Oil firm Total will appear in court next week charged in connection with a major gas leak on one of its North Sea installations.
In March 2012, all 238 workers on board the Elgin platform had to be evacuated as gas started spewing out of the G4 well at the rate of two tonnes an hour.
At one point, about seven million cubic feet of gas was leaking from the platform every day.
In the days following the discovery of the leak, the offshore giant sent two emergency firefighting vessels to the platform, amid fears that the gas leaking from it could ignite.
Air and sea exclusion zones were also set up around the installation – 150 miles east of Aberdeen – as it released the highly flammable hydrocarbon methane.
The incident, which led to a full-scale emergency, also resulted in the halt of production on Shell’s nearby Shearwater platform.

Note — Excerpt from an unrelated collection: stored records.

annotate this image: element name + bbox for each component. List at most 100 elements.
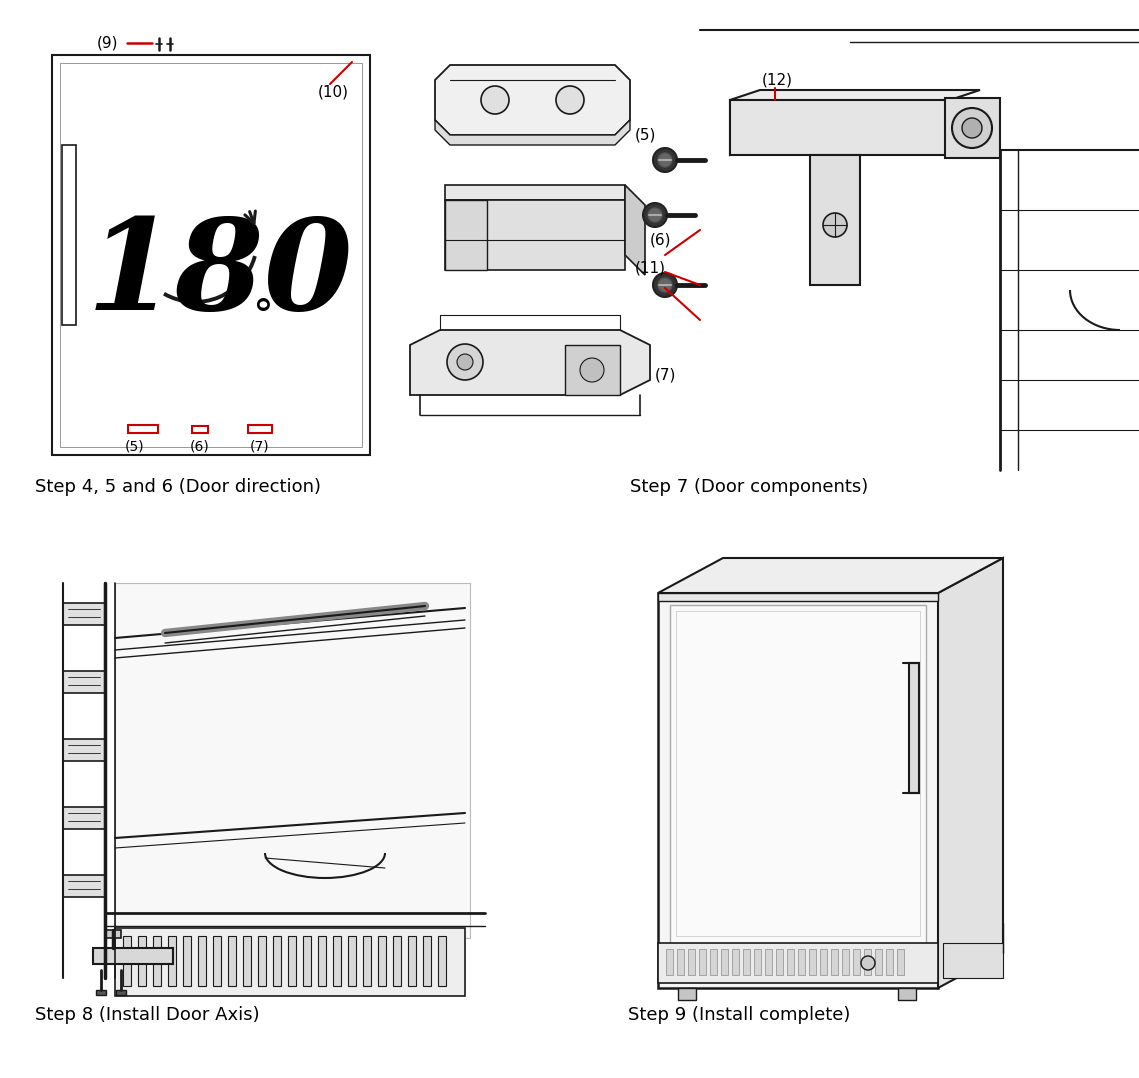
Bar bbox=[198, 936, 206, 986]
Text: (10): (10) bbox=[318, 84, 349, 99]
Bar bbox=[393, 936, 401, 986]
Bar bbox=[213, 936, 221, 986]
Bar bbox=[259, 936, 267, 986]
Circle shape bbox=[653, 148, 677, 172]
Bar bbox=[732, 949, 739, 975]
Polygon shape bbox=[435, 65, 630, 135]
Bar bbox=[754, 949, 761, 975]
Bar bbox=[658, 593, 939, 989]
Circle shape bbox=[861, 956, 875, 970]
Text: (6): (6) bbox=[650, 233, 672, 248]
Polygon shape bbox=[939, 558, 1003, 989]
Bar bbox=[63, 740, 105, 761]
Polygon shape bbox=[625, 185, 645, 275]
Bar bbox=[445, 201, 487, 270]
Polygon shape bbox=[410, 330, 650, 395]
Text: Step 9 (Install complete): Step 9 (Install complete) bbox=[628, 1006, 851, 1024]
Bar bbox=[243, 936, 251, 986]
Circle shape bbox=[457, 354, 473, 370]
Bar bbox=[93, 948, 173, 964]
Text: (6): (6) bbox=[190, 439, 210, 453]
Bar bbox=[303, 936, 311, 986]
Bar bbox=[710, 949, 716, 975]
Bar bbox=[116, 990, 126, 995]
Circle shape bbox=[648, 208, 662, 222]
Bar bbox=[52, 55, 370, 455]
Bar bbox=[349, 936, 357, 986]
Text: Step 7 (Door components): Step 7 (Door components) bbox=[630, 478, 868, 496]
Bar bbox=[776, 949, 782, 975]
Bar bbox=[898, 949, 904, 975]
Bar bbox=[128, 425, 158, 433]
Bar bbox=[787, 949, 794, 975]
Bar bbox=[898, 989, 916, 1000]
Bar bbox=[658, 943, 939, 983]
Circle shape bbox=[658, 153, 672, 167]
Bar bbox=[105, 930, 121, 938]
Bar bbox=[688, 949, 695, 975]
Circle shape bbox=[644, 203, 667, 227]
Bar bbox=[809, 949, 816, 975]
Circle shape bbox=[952, 108, 992, 148]
Bar bbox=[730, 100, 950, 155]
Bar bbox=[273, 936, 281, 986]
Circle shape bbox=[823, 213, 847, 237]
Polygon shape bbox=[435, 120, 630, 146]
Bar bbox=[248, 425, 272, 433]
Bar bbox=[63, 671, 105, 693]
Bar bbox=[699, 949, 706, 975]
Text: °: ° bbox=[253, 298, 273, 338]
Circle shape bbox=[556, 86, 584, 114]
Bar bbox=[909, 663, 919, 793]
Bar bbox=[666, 949, 673, 975]
Bar bbox=[721, 949, 728, 975]
Bar bbox=[743, 949, 749, 975]
Circle shape bbox=[446, 344, 483, 381]
Bar bbox=[439, 936, 446, 986]
Circle shape bbox=[481, 86, 509, 114]
Polygon shape bbox=[445, 185, 625, 201]
Text: (5): (5) bbox=[125, 439, 145, 453]
Circle shape bbox=[653, 273, 677, 298]
Bar bbox=[96, 990, 106, 995]
Bar bbox=[192, 426, 208, 433]
Bar bbox=[677, 611, 920, 936]
Circle shape bbox=[658, 278, 672, 292]
Bar bbox=[853, 949, 860, 975]
Bar bbox=[378, 936, 386, 986]
Text: Step 8 (Install Door Axis): Step 8 (Install Door Axis) bbox=[35, 1006, 260, 1024]
Bar bbox=[658, 593, 939, 602]
Bar bbox=[183, 936, 191, 986]
Bar bbox=[63, 807, 105, 829]
Polygon shape bbox=[658, 558, 1003, 593]
Bar bbox=[167, 936, 177, 986]
Bar bbox=[820, 949, 827, 975]
Text: (9): (9) bbox=[97, 36, 117, 51]
Bar bbox=[62, 146, 76, 324]
Bar bbox=[363, 936, 371, 986]
Bar bbox=[875, 949, 882, 975]
Bar bbox=[228, 936, 236, 986]
Text: (7): (7) bbox=[251, 439, 270, 453]
Bar bbox=[842, 949, 849, 975]
Circle shape bbox=[580, 358, 604, 382]
Bar bbox=[288, 936, 296, 986]
Bar bbox=[445, 201, 625, 270]
Bar bbox=[886, 949, 893, 975]
Bar bbox=[60, 63, 362, 447]
Bar bbox=[945, 98, 1000, 158]
Bar bbox=[63, 875, 105, 897]
Bar bbox=[153, 936, 161, 986]
Text: Step 4, 5 and 6 (Door direction): Step 4, 5 and 6 (Door direction) bbox=[35, 478, 321, 496]
Bar bbox=[670, 605, 926, 945]
Bar bbox=[318, 936, 326, 986]
Bar bbox=[63, 603, 105, 625]
Bar bbox=[115, 583, 470, 938]
Polygon shape bbox=[730, 89, 980, 155]
Bar bbox=[333, 936, 341, 986]
Bar bbox=[865, 949, 871, 975]
Bar bbox=[123, 936, 131, 986]
Bar bbox=[408, 936, 416, 986]
Text: (7): (7) bbox=[655, 368, 677, 383]
Bar bbox=[798, 949, 805, 975]
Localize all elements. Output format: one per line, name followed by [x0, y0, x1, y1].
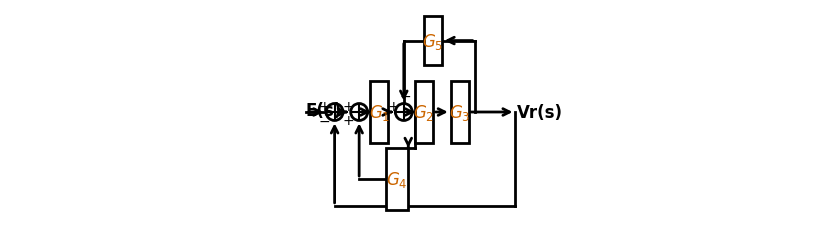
Bar [370, 81, 388, 144]
Text: $G_3$: $G_3$ [449, 103, 470, 122]
Text: $G_2$: $G_2$ [413, 103, 434, 122]
Text: $G_5$: $G_5$ [422, 32, 443, 51]
Circle shape [326, 104, 343, 121]
Circle shape [351, 104, 368, 121]
Bar [451, 81, 469, 144]
Text: Vr(s): Vr(s) [516, 104, 562, 122]
Text: +: + [342, 100, 354, 114]
Text: $G_4$: $G_4$ [387, 169, 408, 189]
Text: $-$: $-$ [318, 113, 330, 127]
Text: $G_1$: $G_1$ [369, 103, 390, 122]
Text: E(s): E(s) [305, 101, 342, 119]
Text: $-$: $-$ [399, 88, 411, 102]
Circle shape [396, 104, 412, 121]
Text: +: + [342, 113, 354, 127]
Bar [415, 81, 433, 144]
Bar [424, 17, 442, 66]
Text: +: + [318, 100, 330, 114]
Text: +: + [388, 100, 399, 114]
Bar [386, 148, 408, 210]
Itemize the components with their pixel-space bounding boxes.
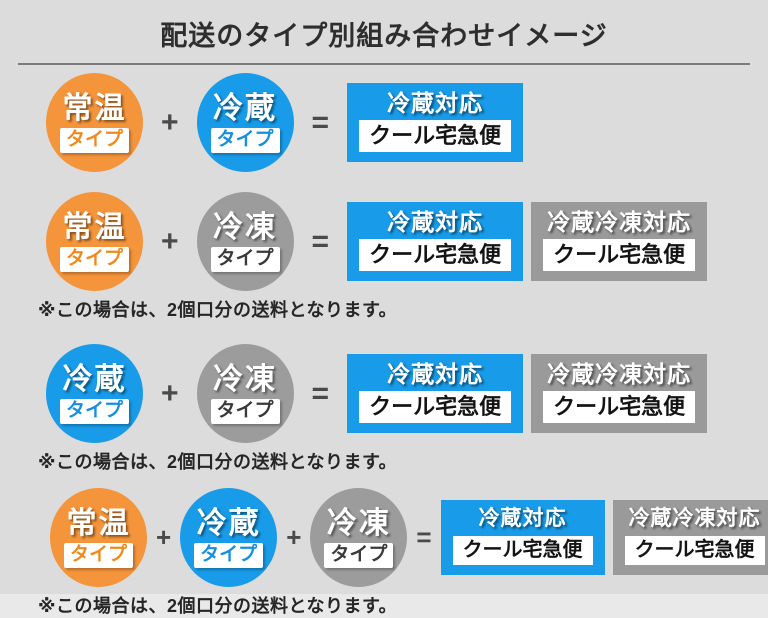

There were fears that a drifting gas cloud coming from the Elgin could make its way towards other installations.
As a precaution, a three-mile air exclusion zone was declared and boats were forbidden from sailing within two miles of the abandoned platform.
More than a week later, Total sent a team of experts by helicopter to the stricken platform in order to determine the best course of action to stem the well.
The leak was plugged around two months later by pumping the well full of heavy drilling mud, but efforts continued for months to try to completely secure it with concrete.
In June that year, the company moved 120 workers back onto the instillation and continued to increase the numbers gradually until production commenced again a year after the incident.
The leak caused Total to miss out on about £83million of potential income, according to its financial results for the second quarter of 2012.
The case is due at Aberdeen Sheriff Court on Tuesday under offshore installations regulations.